Of course, knowing what the true odds are is another matter altogether. Sports betting is not like dice or roulette and the markets are complex systems, for which there are no simple algorithms that will tell you what the true outcome probabilities are. We have to estimate them via data modelling and perhaps a bit of intuition as well. The better your model, the closer your estimated probabilities will be to the true probabilities.
Pinnacle’s model is a combination of their own data analysis and the market information they acquire about their customers’ models, meaning it’s one of the best at estimating true probabilities. Of course, it won’t always be right, but on average it’s surprisingly good. For example, about 50% of their prices of 2.00 (after you’ve removed their margin) win and 25% of their prices of 4.00 win.
Individually, it’s impossible to know which odds were closer to the true odds and which were not so close, but on average, the errors are broadly cancelled out.
How to apply Expected Value to soccer matches
As the closing odds before a soccer match starts contain more information about the match than the odds when Pinnacle first published them, on average the closing odds are closer to the true odds than the initial ones.
We might propose that the amount by which the odds move provides a measure of how much Expected Value there was available in the initial odds. This is not to argue that the closing odds are always correct, nor that the initial odds are always incorrect.
Instead, this means that the ratio of the two can be used as a proxy measure of Expected Value, given that we can’t know what the true odds are. This can be formulated as follows:
Expected Value = (First odds / Last odds) - 1
Naturally, sometimes both the initial odds and the closing odds will be shorter than the true odds, sometimes they’ll both be longer, sometimes the initial odds will be longer than the true odds and the closing shorter, and sometimes the opposite will occur. However, on average the ratio of the two should give you a good idea of how much Expected Value existed in the initial odds.
With this assumption in mind, how much Expected Value exists in soccer betting markets? For a sample of 158,092 soccer matches and 474,276 home-draw-away betting odds, I divided Pinnacle’s initial odds by their closing odds, having removed their margin from the closing odds, and subtracted one.
So, how many odds had Expected Value greater than 0%? The figure was 29.7%. That’s actually quite a surprise, as it means nearly a third of Pinnacle’s initial odds actually hold some Expected Value.
How meaningful is Expected Value in soccer betting markets?
We might expect there to be more occurrences of low Expected Value (e.g. 2%) than high Expected Value (e.g. 20%).
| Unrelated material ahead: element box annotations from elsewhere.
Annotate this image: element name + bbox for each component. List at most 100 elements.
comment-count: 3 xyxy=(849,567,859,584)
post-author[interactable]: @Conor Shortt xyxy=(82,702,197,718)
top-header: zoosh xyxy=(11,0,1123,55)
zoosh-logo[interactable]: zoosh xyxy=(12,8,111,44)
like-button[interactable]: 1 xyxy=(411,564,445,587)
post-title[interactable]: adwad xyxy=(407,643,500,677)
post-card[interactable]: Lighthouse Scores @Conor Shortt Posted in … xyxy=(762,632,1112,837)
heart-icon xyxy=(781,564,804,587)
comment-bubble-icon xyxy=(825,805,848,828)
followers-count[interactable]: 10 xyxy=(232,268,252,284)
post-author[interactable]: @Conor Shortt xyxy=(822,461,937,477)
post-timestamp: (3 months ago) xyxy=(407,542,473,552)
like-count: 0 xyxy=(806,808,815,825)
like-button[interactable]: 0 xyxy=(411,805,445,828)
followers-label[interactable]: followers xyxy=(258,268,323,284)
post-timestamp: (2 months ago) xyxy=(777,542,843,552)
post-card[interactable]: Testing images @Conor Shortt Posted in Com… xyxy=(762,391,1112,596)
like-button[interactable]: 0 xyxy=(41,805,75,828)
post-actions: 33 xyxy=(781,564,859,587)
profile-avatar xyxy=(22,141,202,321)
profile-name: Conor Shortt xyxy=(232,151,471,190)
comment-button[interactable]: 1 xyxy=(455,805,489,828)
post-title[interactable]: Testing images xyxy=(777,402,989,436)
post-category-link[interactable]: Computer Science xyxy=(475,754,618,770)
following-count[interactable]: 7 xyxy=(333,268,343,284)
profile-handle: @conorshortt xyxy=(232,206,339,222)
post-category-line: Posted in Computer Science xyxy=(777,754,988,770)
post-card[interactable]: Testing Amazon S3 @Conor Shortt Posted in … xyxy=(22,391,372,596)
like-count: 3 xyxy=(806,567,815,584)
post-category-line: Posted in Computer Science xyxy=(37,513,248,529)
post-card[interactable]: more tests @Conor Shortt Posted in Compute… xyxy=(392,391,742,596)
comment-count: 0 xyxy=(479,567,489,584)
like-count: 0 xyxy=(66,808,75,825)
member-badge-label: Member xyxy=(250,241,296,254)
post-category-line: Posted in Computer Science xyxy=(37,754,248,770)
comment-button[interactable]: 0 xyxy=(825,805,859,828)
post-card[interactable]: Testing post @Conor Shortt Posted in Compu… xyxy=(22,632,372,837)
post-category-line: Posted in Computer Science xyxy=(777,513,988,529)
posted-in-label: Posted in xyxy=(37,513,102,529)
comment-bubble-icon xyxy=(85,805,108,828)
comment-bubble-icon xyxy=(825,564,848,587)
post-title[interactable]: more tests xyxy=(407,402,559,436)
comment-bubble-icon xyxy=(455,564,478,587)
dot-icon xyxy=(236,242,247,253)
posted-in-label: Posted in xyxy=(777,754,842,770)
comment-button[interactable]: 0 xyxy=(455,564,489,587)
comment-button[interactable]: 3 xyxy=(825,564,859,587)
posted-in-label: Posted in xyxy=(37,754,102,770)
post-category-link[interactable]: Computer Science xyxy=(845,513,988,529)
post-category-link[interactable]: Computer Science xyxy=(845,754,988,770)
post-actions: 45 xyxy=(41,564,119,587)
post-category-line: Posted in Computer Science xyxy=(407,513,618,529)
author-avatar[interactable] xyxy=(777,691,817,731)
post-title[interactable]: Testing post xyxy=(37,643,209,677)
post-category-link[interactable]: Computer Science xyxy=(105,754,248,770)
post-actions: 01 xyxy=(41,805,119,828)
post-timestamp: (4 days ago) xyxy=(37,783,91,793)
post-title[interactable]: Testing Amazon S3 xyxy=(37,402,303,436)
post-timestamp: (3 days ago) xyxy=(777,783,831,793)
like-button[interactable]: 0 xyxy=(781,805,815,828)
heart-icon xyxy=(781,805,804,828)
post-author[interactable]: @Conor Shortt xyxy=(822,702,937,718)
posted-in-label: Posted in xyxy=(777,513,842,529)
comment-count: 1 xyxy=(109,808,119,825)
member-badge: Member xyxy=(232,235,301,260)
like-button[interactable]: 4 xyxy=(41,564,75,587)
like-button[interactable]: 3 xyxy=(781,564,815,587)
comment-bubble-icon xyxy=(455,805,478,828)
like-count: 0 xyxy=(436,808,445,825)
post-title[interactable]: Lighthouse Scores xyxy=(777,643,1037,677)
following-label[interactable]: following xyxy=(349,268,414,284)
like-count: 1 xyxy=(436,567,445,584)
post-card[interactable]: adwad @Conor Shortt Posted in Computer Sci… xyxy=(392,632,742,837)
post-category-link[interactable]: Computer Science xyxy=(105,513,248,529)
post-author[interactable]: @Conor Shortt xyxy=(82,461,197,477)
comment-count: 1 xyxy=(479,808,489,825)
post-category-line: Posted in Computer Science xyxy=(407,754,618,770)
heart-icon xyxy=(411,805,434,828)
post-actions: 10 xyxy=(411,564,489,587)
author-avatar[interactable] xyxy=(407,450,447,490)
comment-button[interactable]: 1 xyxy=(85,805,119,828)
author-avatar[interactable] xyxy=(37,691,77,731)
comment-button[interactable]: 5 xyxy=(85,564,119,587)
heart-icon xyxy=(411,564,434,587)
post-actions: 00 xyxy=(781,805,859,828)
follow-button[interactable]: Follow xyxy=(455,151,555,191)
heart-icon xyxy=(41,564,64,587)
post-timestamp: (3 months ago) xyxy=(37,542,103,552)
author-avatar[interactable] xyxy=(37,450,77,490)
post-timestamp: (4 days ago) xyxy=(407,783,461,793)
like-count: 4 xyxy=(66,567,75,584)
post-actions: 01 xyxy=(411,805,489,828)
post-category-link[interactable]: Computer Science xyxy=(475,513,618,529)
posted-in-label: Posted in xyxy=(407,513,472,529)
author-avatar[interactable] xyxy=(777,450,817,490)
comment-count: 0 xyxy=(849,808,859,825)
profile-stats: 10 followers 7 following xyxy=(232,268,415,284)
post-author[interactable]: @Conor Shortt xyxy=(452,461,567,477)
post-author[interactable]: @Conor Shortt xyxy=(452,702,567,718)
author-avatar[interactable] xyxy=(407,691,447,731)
But how much more? I ranked the size of the expected value for each bet in ascending order, then calculated a cumulative percentage.
For example, 29.7% of odds held EV greater than 0%, but this falls to 21.7% for EV greater than 2%. By the time we reach the threshold of 10%, only 6.6% of odds will hold such value on average, and at 20% it’s just 1.8%. This is how such a trend appears on a graph:
Evidently, there is a lot of expected value to be found in the soccer match betting market. However, don’t expect a lot of big gifts. The availability of increasing EV falls exponentially, meaning the greater the expected value, the far less of it you will find, assuming you even know where to look.
Of course, the much bigger problem for bettors is knowing the expected value is there in the first place. Using this proxy measure, you won’t know that it was there until Pinnacle have published their closing odds and by then, the initial odds have gone.
Nevertheless, if you do have a forecast model that works and can reasonably estimate the true odds, you now know that when Pinnacle publish their initial odds, there is (in theory) a lot of potential for making a substantial profit.